PhD Studentship: Engineering Nanosensors Using Electrocrystallisation

Principal Supervisor: 

Fully-funded PhD studentship available on nanosensor engineering by electrocrystallisation with the opportunity to start immediately. The overall goal of the project is to create a platform technology for nanosensor scale up by understanding the nanoscale phenomena in electrodeposition. Electroanalytical and nanomaterials characterisation methods will be used to investigate the nucleation and crystal growth mechanisms of charge-transfer complexes (CTCs) on ultramicroelectrodes and nanoelectrode patterns. The knowledge gained will be used to achieve controlled electrodeposition of CTC nanowire sensors on microchips. This project will contribute to UK’s global competitiveness in high-tech areas such as advanced manufacturing of wearable microelectronics and the internet-of-things sensors.

Electrodeposition is used by electroplating industry to deposit monolayers, thin films, and thick coatings. Understanding of electrochemical nucleation and crystal growth at the nanoscale is necessary for widening the adoption of electrodeposition by high-tech industries such as energy storage, advanced electrode materials, and sensing. Precise electrodeposition of nanowires and thin films on microchips holds the potential for scalable manufacturing of nanosensors.

This project seeks to address a significant knowledge gap related to electrodeposition at the nanoscale, with a focus on CTCs from the tetrathiafulvalene (TTF) and tetracyanoquinodimethane (TCNQ) family. Recent progress in nanomaterials characterisation and simulations reveals an intricate process involving nanocluster building blocks, their interactions, and multistep crystallisation pathways. Electrodeposition provides a unique means to study early-stage crystallisation because of the additional control provided by the applied overpotential.

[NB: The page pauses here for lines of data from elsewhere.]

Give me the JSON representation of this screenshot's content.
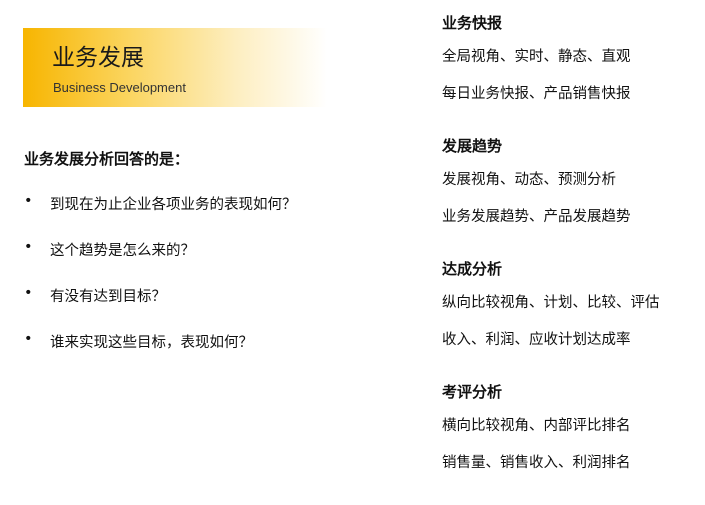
{
  "banner": {
    "title": "业务发展",
    "subtitle": "Business Development",
    "colors": {
      "gradient_start": "#f7b500",
      "gradient_end": "#ffffff"
    }
  },
  "questions": {
    "heading": "业务发展分析回答的是：",
    "bullet": "•",
    "items": [
      "到现在为止企业各项业务的表现如何？",
      "这个趋势是怎么来的？",
      "有没有达到目标？",
      "谁来实现这些目标，表现如何？"
    ]
  },
  "sections": [
    {
      "title": "业务快报",
      "lines": [
        "全局视角、实时、静态、直观",
        "每日业务快报、产品销售快报"
      ]
    },
    {
      "title": "发展趋势",
      "lines": [
        "发展视角、动态、预测分析",
        "业务发展趋势、产品发展趋势"
      ]
    },
    {
      "title": "达成分析",
      "lines": [
        "纵向比较视角、计划、比较、评估",
        "收入、利润、应收计划达成率"
      ]
    },
    {
      "title": "考评分析",
      "lines": [
        "横向比较视角、内部评比排名",
        "销售量、销售收入、利润排名"
      ]
    }
  ]
}
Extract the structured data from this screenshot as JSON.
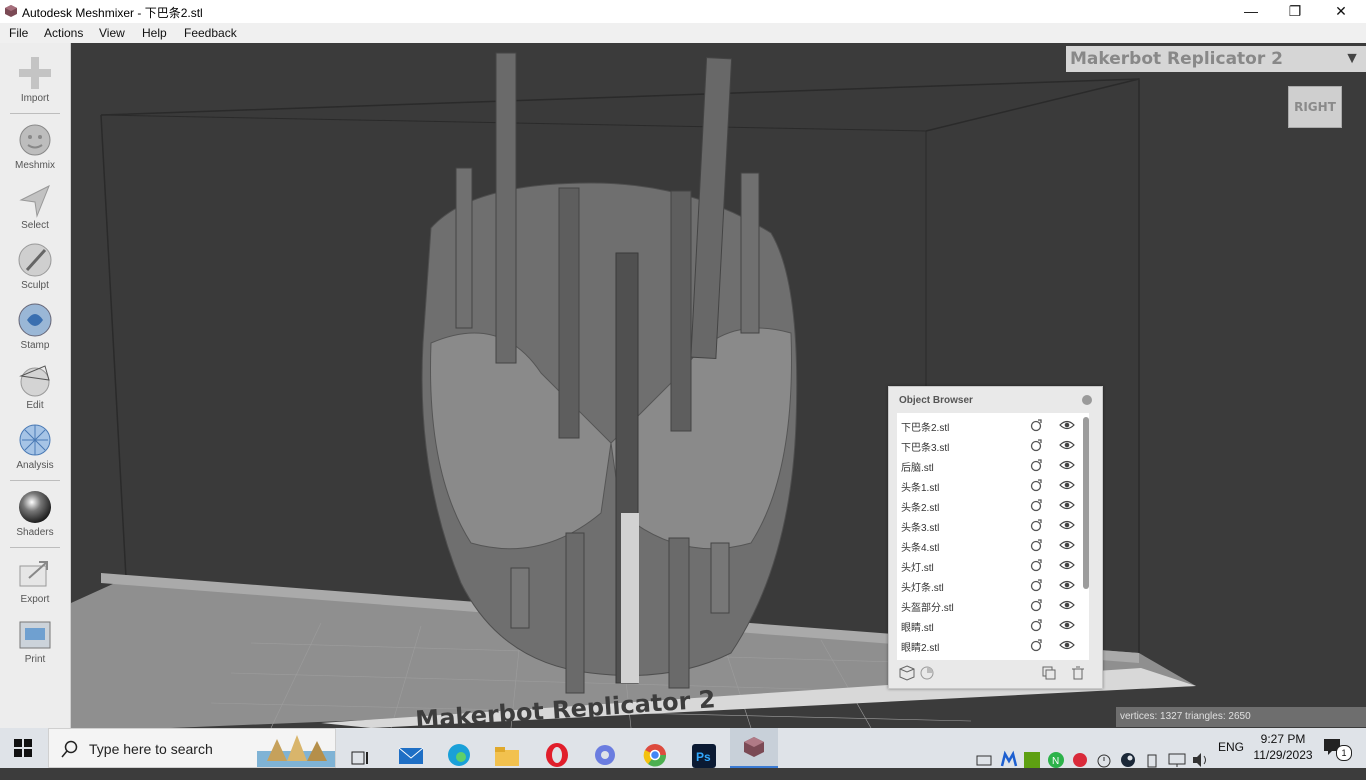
{
  "window": {
    "title": "Autodesk Meshmixer - 下巴条2.stl",
    "min_icon": "minimize-icon",
    "max_icon": "maximize-icon",
    "close_icon": "close-icon"
  },
  "menu": [
    "File",
    "Actions",
    "View",
    "Help",
    "Feedback"
  ],
  "tools": [
    {
      "label": "Import",
      "icon": "plus-icon"
    },
    {
      "label": "Meshmix",
      "icon": "meshmix-icon"
    },
    {
      "label": "Select",
      "icon": "select-arrow-icon"
    },
    {
      "label": "Sculpt",
      "icon": "brush-icon"
    },
    {
      "label": "Stamp",
      "icon": "stamp-icon"
    },
    {
      "label": "Edit",
      "icon": "edit-sphere-icon"
    },
    {
      "label": "Analysis",
      "icon": "analysis-icon"
    },
    {
      "label": "Shaders",
      "icon": "shader-sphere-icon"
    },
    {
      "label": "Export",
      "icon": "export-icon"
    },
    {
      "label": "Print",
      "icon": "printer-icon"
    }
  ],
  "printer": {
    "name": "Makerbot Replicator 2",
    "platform_label": "Makerbot Replicator 2"
  },
  "viewcube": {
    "face": "RIGHT"
  },
  "object_browser": {
    "title": "Object Browser",
    "items": [
      "下巴条2.stl",
      "下巴条3.stl",
      "后脑.stl",
      "头条1.stl",
      "头条2.stl",
      "头条3.stl",
      "头条4.stl",
      "头灯.stl",
      "头灯条.stl",
      "头盔部分.stl",
      "眼睛.stl",
      "眼睛2.stl"
    ]
  },
  "status": {
    "text": "vertices: 1327 triangles: 2650"
  },
  "taskbar": {
    "search_placeholder": "Type here to search",
    "language": "ENG",
    "time": "9:27 PM",
    "date": "11/29/2023",
    "notification_count": "1"
  },
  "colors": {
    "viewport_bg": "#3b3b3b",
    "mesh": "#7a7a7a",
    "toolbar_bg": "#ededed",
    "taskbar_bg": "#dfe3e8"
  }
}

To bridge this knowledge gap, the project outlines specific aims: (1) obtain dynamic structural data on early-stage CTC electrocrystallisation through real-time microscopic and electrochemical measurements integrating the ultramicroelectrode technique; (2) scale up findings from single ultramicroelectrodes to nanoelectrode arrays; and (3) demonstrate impact on technology by creating gas nanosensors using CTC electrodeposition.

If successful, you will have the opportunity to work under the supervision of Professor Guangzhao Mao, an internationally recognised scientist and the Head of School of Engineering at The University of Edinburgh.